Putting away the last of the cleaning supplies, and taking one last look at the kitchen before I switched off the lights, I was overcome with a wave of exhaustion as I met back up with everyone in the foyer.
I had to rush upstairs to pack a few things before we headed out. I was far too tired to entertain the fear that settled beneath my skin, and I had to believe that putting my trust in Stephan was the right move to make for now.
I looked around, noticing that everyone was there except for Natalia, and one of Stephan’s friends pointed to the staircase. I headed up to meet her, worried that she was having second thoughts about going. She was hiding out in my bedroom, and from the moment the door swung open, I could see the familiar sense of fear in her eyes. She was clutching one of my pillows, looking up at me right as she shook her head.
“I don’t want to go with them, Annika. We have no idea who they are! For all we know, they could’ve been the ones behind this!” she yelled, the tears streaming down her face, while she struggled to catch her breath.
“I don’t think they’re behind this, Natalia. The truth is, I don’t want to go with them either, but if we stick around here, we could very well be putting ourselves in more danger,” I said, calm and collected. I was trying to keep it together just as much as she was, but one of us had to make the decision, otherwise, we could’ve been in a lot more trouble.
“How can you be so sure?”
“I can’t, but they lost a friend tonight, and you lost the guy you were just getting to know. It’s a shock to all of us, but I’m not going to risk those men coming back when we’re alone and vulnerable. Stephan and his friends stuck around to help, and the truth is, we should be more prepared for these kinds of things, especially knowing what our families do for a living. We have to be strong right now, Natalia. I know you’re scared, so am I, but you’re not going with them alone. I’m going to be right by your side.” I reassured her, and her expression started to soften. I watched her finally let go of the pillow, helping me pack a few things before we took off into the night with the strangers we’d just met.
I don’t know what to think, what to believe about any of this. I hope that I made the right decision by following them out of my home, going with these complete strangers to increase my odds of staying alive. I still have no idea what those men even wanted, and I’m starting to worry that I’m in much more danger than even I realize. It’s a feeling, settling in the pit of my stomach, reminding me that I’m playing a dangerous game by trusting Stephan. But I have to remember that he did save my life. He did go out there with a single gun in his hand to take on who knows how many intruders. That’s what’s getting me through all of this; the thought that he may actually have a good heart and genuinely want to help.
I knew that very well could’ve made me the most naive person on the planet, but the other option was to wait around like a sitting duck with no weapons at our disposal. In all my years knowing exactly what my parents were up to, I never bothered to learn how to shoot a gun. I put up a wall when it came to my parent’s criminal career path, and I wanted nothing to do with any of it because I was enthralled by the idea of a normal life. Now, I was sitting in a car with men who I had to assume knew their way around the crime circuit because it was precisely what I imagined how my father would’ve reacted to a situation like that.

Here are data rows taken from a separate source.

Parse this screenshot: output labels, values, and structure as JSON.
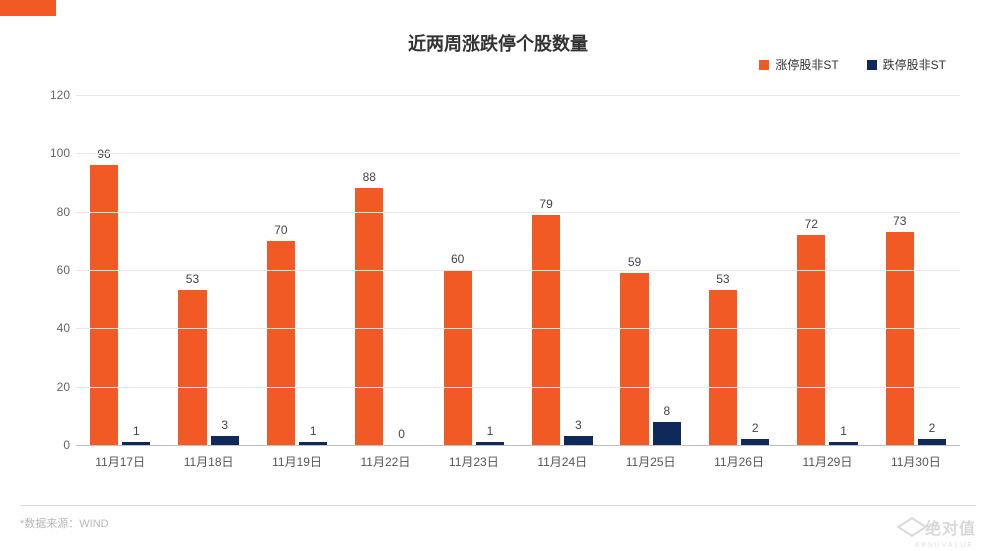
{
  "accent_color": "#f15a24",
  "title": {
    "text": "近两周涨跌停个股数量",
    "fontsize": 18,
    "color": "#333333"
  },
  "legend": {
    "items": [
      {
        "label": "涨停股非ST",
        "color": "#f15a24"
      },
      {
        "label": "跌停股非ST",
        "color": "#0f2a5a"
      }
    ]
  },
  "chart": {
    "type": "bar",
    "categories": [
      "11月17日",
      "11月18日",
      "11月19日",
      "11月22日",
      "11月23日",
      "11月24日",
      "11月25日",
      "11月26日",
      "11月29日",
      "11月30日"
    ],
    "series": [
      {
        "name": "涨停股非ST",
        "color": "#f15a24",
        "values": [
          96,
          53,
          70,
          88,
          60,
          79,
          59,
          53,
          72,
          73
        ]
      },
      {
        "name": "跌停股非ST",
        "color": "#0f2a5a",
        "values": [
          1,
          3,
          1,
          0,
          1,
          3,
          8,
          2,
          1,
          2
        ]
      }
    ],
    "ylim": [
      0,
      120
    ],
    "ytick_step": 20,
    "grid_color": "#e7e7e7",
    "axis_color": "#bfbfbf",
    "background_color": "#ffffff",
    "label_fontsize": 12,
    "tick_fontsize": 12,
    "bar_group_gap": 0.4
  },
  "source": {
    "label": "*数据来源：",
    "value": "WIND"
  },
  "watermark": {
    "text": "绝对值",
    "sub": "ABSUVALUE"
  }
}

I didn’t want to pry too much, nor did I want to give Stephan the idea that I didn’t trust him, because I didn’t know if he was the type to retaliate or not. I was playing the entire situation by ear, looking out for any red flags along the way, and any signs that would tell me I should’ve stayed put, waiting for my parents to come home.
I have to believe that they would know what to do in a situation like this, but if I were to tell them what happened, I can’t imagine the consequences I’m going to face.
My father had very strict rules about how things operated under his roof, and he always warned us about what we’d have to deal with if we ever disobeyed him. Judging from the way we left the house, no one would’ve ever guessed that a break-in and murder occurred, and I was so grateful that Stephan was there.
I wouldn’t have even known where to begin cleaning up a crime scene like that, destroying every little indication that something terrible had happened, leaving without a trace. I was trying to calm myself down with the fact that I was only going to be gone for a few days, waiting until my parents returned, and then I could hopefully resume my life as normal.
I don’t think that my life is ever genuinely going to be normal again.
“Where are we going exactly?” Natalia asked.
“I’m taking you both back to our house for the evening. Once we get a better idea of how bad the threat is, you can decide where you want to go from there. I know that it may be out of the question to let your father know what happened, Annika, but I’m leaving that decision up to you. You both were very hospitable to us tonight, and I’d just like to return the favor,” Stephan said, glancing over at me in the passenger seat, and I smiled warmly.
I can’t explain why I feel so safe with you, Stephan. Maybe it was the way you took on those men when you had no idea what they wanted, or maybe it was how you stuck around to help me clean up a mess I’d never seen in person before, but I feel indebted to you in some way. I feel relief when I’m around you, and I can only hope that you don’t make me regret that.